Tentu, masih ada kritik terhadap karakter-karakter di atas. Susan Cooper dalam film Spy dicela karena dianggap ‘kurang realistis’, sebab dunia tidak siap menerima perempuan berbadan besar yang pandai berkelahi. Furiosa dicela karena terlalu sangar dan tidak terlihat ‘indah’. Kristen Wiig, Mellisa McCarthy, Kate McKinnon, dan Leslie Jones dianggap telah merusak esensi utama dari waralaba Ghostbusters karena film tersebut memutuskan untuk tidak memotret mereka sebagai obyek seksual.
Sudah saatnya kita menerima kenyataan bahwa perempuan berada di layar kaca bukan semata-mata untuk menjadi pemanis layar. Bukan hanya agar mereka mati supaya tokoh laki-laki berkembang. Perempuan bukanlah sebuah cangkang kosong. Jika laki-laki bisa terlihat cerdas di layar kaca, mengapa perempuan tidak? Jika laki-laki bisa digambarkan menjadi sebuah tokoh kompleks yang dicintai oleh penontonnya, mengapa perempuan tidak bisa mendapatkan kesempatan yang sama?

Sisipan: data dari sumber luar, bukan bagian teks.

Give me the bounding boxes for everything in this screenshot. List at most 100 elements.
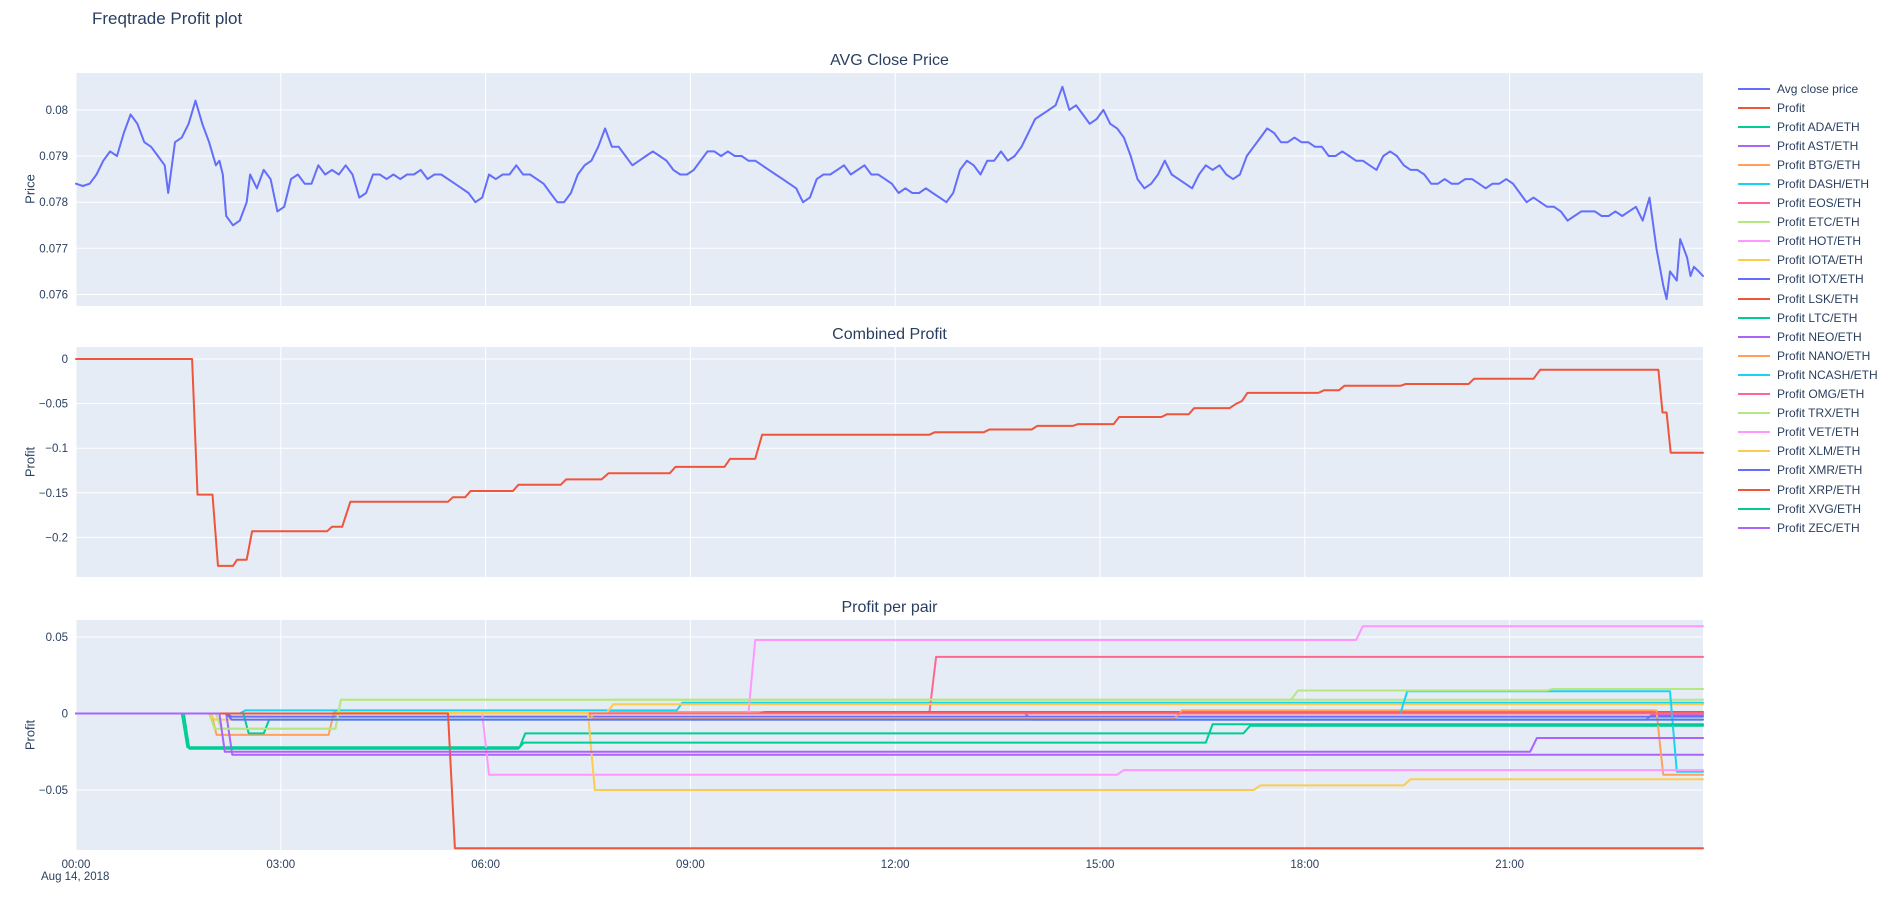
y-tick-label: −0.05 xyxy=(39,785,68,797)
legend-label: Profit EOS/ETH xyxy=(1777,196,1862,211)
legend-item-avg-close-price[interactable]: Avg close price xyxy=(1738,79,1878,98)
series-line-profit xyxy=(75,358,1704,567)
legend-label: Profit IOTA/ETH xyxy=(1777,253,1863,268)
legend-label: Profit IOTX/ETH xyxy=(1777,272,1864,287)
legend-line-swatch xyxy=(1738,393,1770,396)
legend-label: Profit XLM/ETH xyxy=(1777,444,1861,459)
legend-item-profit-omg-eth[interactable]: Profit OMG/ETH xyxy=(1738,385,1878,404)
legend-label: Profit ZEC/ETH xyxy=(1777,520,1860,535)
legend-item-profit-nano-eth[interactable]: Profit NANO/ETH xyxy=(1738,346,1878,365)
legend-line-swatch xyxy=(1738,373,1770,376)
legend-label: Profit ADA/ETH xyxy=(1777,119,1860,134)
legend-line-swatch xyxy=(1738,431,1770,434)
legend-line-swatch xyxy=(1738,469,1770,472)
x-tick-label: 09:00 xyxy=(676,859,705,871)
x-tick-label: 15:00 xyxy=(1086,859,1115,871)
legend-item-profit[interactable]: Profit xyxy=(1738,98,1878,117)
y-tick-label: 0.05 xyxy=(46,632,68,644)
legend-item-profit-neo-eth[interactable]: Profit NEO/ETH xyxy=(1738,327,1878,346)
y-tick-label: 0.076 xyxy=(39,290,68,302)
series-line-profit-xrp-eth xyxy=(75,712,1704,850)
legend-line-swatch xyxy=(1738,335,1770,338)
y-tick-label: 0.077 xyxy=(39,243,68,255)
legend-line-swatch xyxy=(1738,125,1770,128)
legend-label: Profit NEO/ETH xyxy=(1777,329,1862,344)
subplot-title-avg-close-price: AVG Close Price xyxy=(830,52,949,69)
x-tick-label: 00:00 xyxy=(62,859,91,871)
legend-item-profit-hot-eth[interactable]: Profit HOT/ETH xyxy=(1738,232,1878,251)
legend-item-profit-ncash-eth[interactable]: Profit NCASH/ETH xyxy=(1738,365,1878,384)
x-axis-date-label: Aug 14, 2018 xyxy=(41,871,110,883)
legend-item-profit-xrp-eth[interactable]: Profit XRP/ETH xyxy=(1738,480,1878,499)
series-line-profit-trx-eth xyxy=(75,688,1704,730)
legend-label: Profit BTG/ETH xyxy=(1777,157,1861,172)
legend-item-profit-zec-eth[interactable]: Profit ZEC/ETH xyxy=(1738,518,1878,537)
legend-label: Profit AST/ETH xyxy=(1777,138,1859,153)
legend-item-profit-ada-eth[interactable]: Profit ADA/ETH xyxy=(1738,117,1878,136)
y-tick-label: 0.079 xyxy=(39,151,68,163)
legend-label: Profit XVG/ETH xyxy=(1777,501,1862,516)
legend-line-swatch xyxy=(1738,163,1770,166)
legend: Avg close price Profit Profit ADA/ETH Profi… xyxy=(1738,79,1878,537)
legend-item-profit-trx-eth[interactable]: Profit TRX/ETH xyxy=(1738,404,1878,423)
legend-item-profit-btg-eth[interactable]: Profit BTG/ETH xyxy=(1738,155,1878,174)
legend-item-profit-dash-eth[interactable]: Profit DASH/ETH xyxy=(1738,174,1878,193)
legend-item-profit-iotx-eth[interactable]: Profit IOTX/ETH xyxy=(1738,270,1878,289)
legend-label: Profit NCASH/ETH xyxy=(1777,367,1878,382)
legend-label: Profit HOT/ETH xyxy=(1777,234,1862,249)
plot-background xyxy=(76,347,1703,577)
legend-item-profit-etc-eth[interactable]: Profit ETC/ETH xyxy=(1738,213,1878,232)
series-line-profit-xlm-eth xyxy=(75,712,1704,791)
legend-item-profit-xvg-eth[interactable]: Profit XVG/ETH xyxy=(1738,499,1878,518)
y-tick-label: −0.05 xyxy=(39,399,68,411)
series-line-profit-ada-eth xyxy=(75,712,1704,749)
y-tick-label: 0 xyxy=(62,709,68,721)
y-tick-label: 0.078 xyxy=(39,197,68,209)
legend-label: Profit DASH/ETH xyxy=(1777,177,1870,192)
legend-item-profit-vet-eth[interactable]: Profit VET/ETH xyxy=(1738,423,1878,442)
y-tick-label: 0.08 xyxy=(46,105,68,117)
x-tick-label: 06:00 xyxy=(471,859,500,871)
series-line-profit-zec-eth xyxy=(75,712,1704,753)
y-tick-label: −0.15 xyxy=(39,488,68,500)
legend-label: Profit XMR/ETH xyxy=(1777,463,1863,478)
legend-label: Avg close price xyxy=(1777,81,1859,96)
legend-label: Profit ETC/ETH xyxy=(1777,215,1860,230)
legend-line-swatch xyxy=(1738,240,1770,243)
plot-background xyxy=(76,620,1703,850)
legend-line-swatch xyxy=(1738,87,1770,90)
subplot-0: 0.076 0.077 0.078 0.079 0.08 xyxy=(39,73,1704,306)
legend-label: Profit NANO/ETH xyxy=(1777,348,1871,363)
legend-line-swatch xyxy=(1738,221,1770,224)
legend-item-profit-xlm-eth[interactable]: Profit XLM/ETH xyxy=(1738,442,1878,461)
legend-line-swatch xyxy=(1738,354,1770,357)
legend-label: Profit OMG/ETH xyxy=(1777,387,1865,402)
legend-item-profit-ltc-eth[interactable]: Profit LTC/ETH xyxy=(1738,308,1878,327)
legend-item-profit-eos-eth[interactable]: Profit EOS/ETH xyxy=(1738,194,1878,213)
legend-item-profit-ast-eth[interactable]: Profit AST/ETH xyxy=(1738,136,1878,155)
legend-label: Profit VET/ETH xyxy=(1777,425,1860,440)
legend-line-swatch xyxy=(1738,488,1770,491)
x-tick-label: 03:00 xyxy=(266,859,295,871)
legend-line-swatch xyxy=(1738,183,1770,186)
series-line-avg-close-price xyxy=(75,85,1704,301)
y-tick-label: 0 xyxy=(62,354,68,366)
legend-line-swatch xyxy=(1738,316,1770,319)
subplot-2: 0.05 0 −0.05 xyxy=(39,620,1704,850)
x-tick-label: 21:00 xyxy=(1495,859,1524,871)
legend-label: Profit XRP/ETH xyxy=(1777,482,1861,497)
legend-item-profit-lsk-eth[interactable]: Profit LSK/ETH xyxy=(1738,289,1878,308)
x-tick-label: 12:00 xyxy=(881,859,910,871)
subplot-title-profit-per-pair: Profit per pair xyxy=(841,599,938,616)
legend-line-swatch xyxy=(1738,144,1770,147)
legend-label: Profit LTC/ETH xyxy=(1777,310,1858,325)
legend-line-swatch xyxy=(1738,297,1770,300)
legend-label: Profit LSK/ETH xyxy=(1777,291,1859,306)
y-tick-label: −0.1 xyxy=(45,443,68,455)
legend-item-profit-xmr-eth[interactable]: Profit XMR/ETH xyxy=(1738,461,1878,480)
series-line-profit-xvg-eth xyxy=(75,712,1704,750)
y-tick-label: −0.2 xyxy=(45,532,68,544)
legend-line-swatch xyxy=(1738,507,1770,510)
legend-item-profit-iota-eth[interactable]: Profit IOTA/ETH xyxy=(1738,251,1878,270)
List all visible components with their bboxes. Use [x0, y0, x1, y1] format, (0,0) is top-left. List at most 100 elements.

Perempuan pantas mendapatkan representasi yang layak di layar kaca. Jika kita ingin berangkat dari stereotip, maka perempuan butuh stereotip baru. Tampilkanlah perempuan yang kuat, mandiri, independen, dan kompleks. Munculkanlah karakter perempuan yang dapat dicintai tanpa harus selalu dipersepsikan sebagai obyek yang hanya bisa dicumbu. Berilah publik karakter perempuan yang sesungguhnya.
Dyaning Pangestika adalah seorang mahasiswa tingkat akhir jurusan Ilmu Hubungan Internasional di Universitas Katolik Parahyangan, Bandung. Jika tidak sedang menjadi mahasiswa, ia menghabiskan waktu luangnya dengan membaca The Onion dan dan mencari meme di internet.